Miejsce Mariusza Kamińskiego i Macieja Wąsika jest na komisji śledczej, a nie na sali plenarnej - powiedział z wyjątkową bezczelnością szef komisji śledczej ds. wyborów korespondencyjnych Dariusz Joński (KO). Poinformował, że Kamiński prawdopodobnie na przełomie lutego i marca zostanie wezwany na przesłuchanie. Przewodniczącemu Jońskiemu najwidoczniej mało jest własnej kompromitacji!
Joński bezczelnie o Kamińskim i Wąsiku!
Joński był pytany w RMF FM, czy politycy PiS Mariusz Kamiński i Maciej Wąsik wejdą do parlamentu; w czwartek o godz. 10 rozpoczyna się posiedzenie Sejmu.
Miejsce pana Kamińskiego i Wąsika jest w Sejmie, ale na komisji śledczej, a nie na sali plenarnej; na salę plenarną nie może wejść nikt kto nie jest posłem. Panowie zostali skazani prawomocnym wyrokiem, wygasły im mandaty. Wydaje mi się i intuicja mi podpowiada, że będą jeszcze mieli częste spotkania z tym niezależnym wymiarem sprawiedliwości
— odpowiedział polityk KO.
Dopytywany czy spodziewa się prób siłowego wejścia do Sejmu, Joński ocenił, że jego zdaniem lider PiS Jarosław Kaczyński będzie dążył do ogromnej polaryzacji i emocji. Zaznaczył jednocześnie, że jest Straż Marszałkowska, która przypilnuje żeby nikt kto nie jest posłem nie wszedł na salę plenarną.

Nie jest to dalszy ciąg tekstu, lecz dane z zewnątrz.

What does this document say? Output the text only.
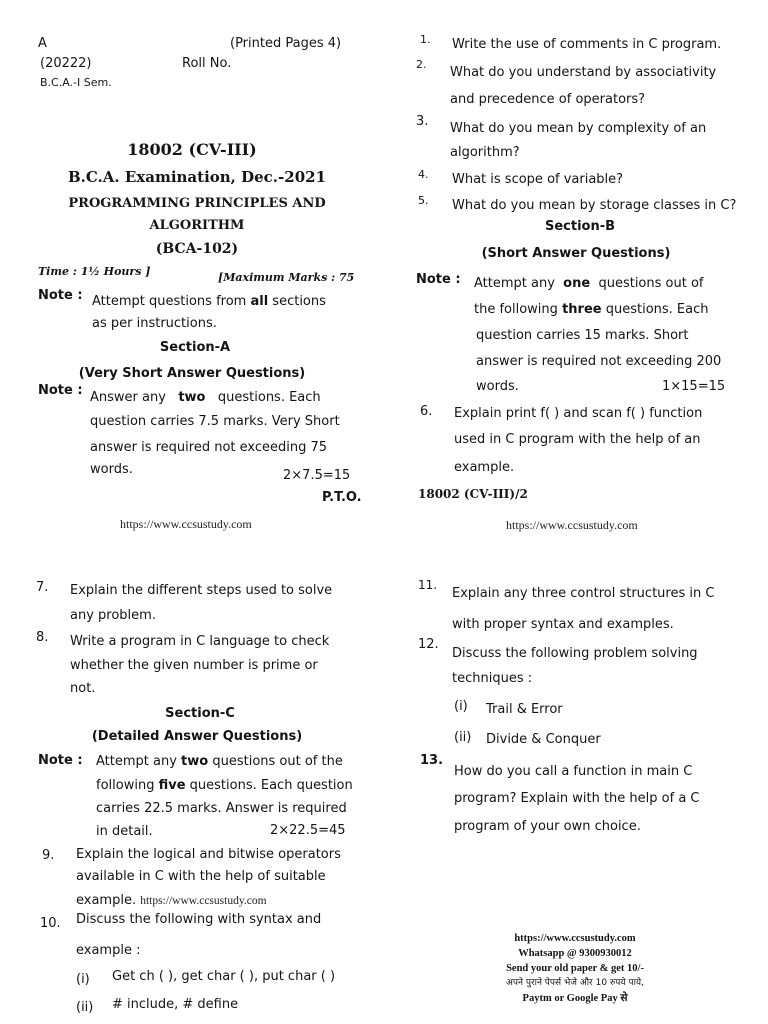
A	(Printed Pages 4)
(20222)	Roll No.
B.C.A.-I Sem.
18002 (CV-III)
B.C.A. Examination, Dec.-2021
PROGRAMMING PRINCIPLES AND
ALGORITHM
(BCA-102)
Time : 1½ Hours ]	[Maximum Marks : 75
Note : Attempt questions from all sections
as per instructions.
Section-A
(Very Short Answer Questions)
Note : Answer any two questions. Each
question carries 7.5 marks. Very Short
answer is required not exceeding 75
words.	2×7.5=15
P.T.O.
https://www.ccsustudy.com
1. Write the use of comments in C program.
2.
What do you understand by associativity
and precedence of operators?
3. What do you mean by complexity of an
algorithm?
4. What is scope of variable?
5. What do you mean by storage classes in C?
Section-B
(Short Answer Questions)
Note : Attempt any one questions out of
the following three questions. Each
question carries 15 marks. Short
answer is required not exceeding 200
words.	1×15=15
6. Explain print f( ) and scan f( ) function
used in C program with the help of an
example.
18002 (CV-III)/2
https://www.ccsustudy.com
7. Explain the different steps used to solve
any problem.
8. Write a program in C language to check
whether the given number is prime or
not.
Section-C
(Detailed Answer Questions)
Note : Attempt any two questions out of the
following five questions. Each question
carries 22.5 marks. Answer is required
in detail.	2×22.5=45
9. Explain the logical and bitwise operators
available in C with the help of suitable
example. https://www.ccsustudy.com
10. Discuss the following with syntax and
example :
(i) Get ch ( ), get char ( ), put char ( )
(ii) # include, # define
11.
Explain any three control structures in C
with proper syntax and examples.
12.
Discuss the following problem solving
techniques :
(i) Trail & Error
(ii) Divide & Conquer
13.
How do you call a function in main C
program? Explain with the help of a C
program of your own choice.
https://www.ccsustudy.com
Whatsapp @ 9300930012
Send your old paper & get 10/-
अपने पुराने पेपर्स भेजे और 10 रुपये पाये,
Paytm or Google Pay से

Ja osobiście nie chciałbym siedzieć na sali plenarnej z przestępcami. To są przestępcy, co prawda ułaskawieni przez prezydenta, ale oni nie są już posłami
— powiedział Joński.
Pytany, co jeśli dojdzie do przemocy podczas prób wejścia do Sejmu, odparł, że jego zdaniem Straż Marszałkowska musi działać bardzo zdecydowanie.
Po prostu zagrodzić możliwość wejścia na salę plenarną osób, które nie są posłami
— mówił.
Joński wyraził jednocześnie opinię, że Polacy mają poczucie niesprawiedliwości, gdyż politycy PiS, którzy złamali prawo tylko dlatego, że mają legitymacje partyjne „poszli do kolegi prezydenta, który ich ułaskawił”.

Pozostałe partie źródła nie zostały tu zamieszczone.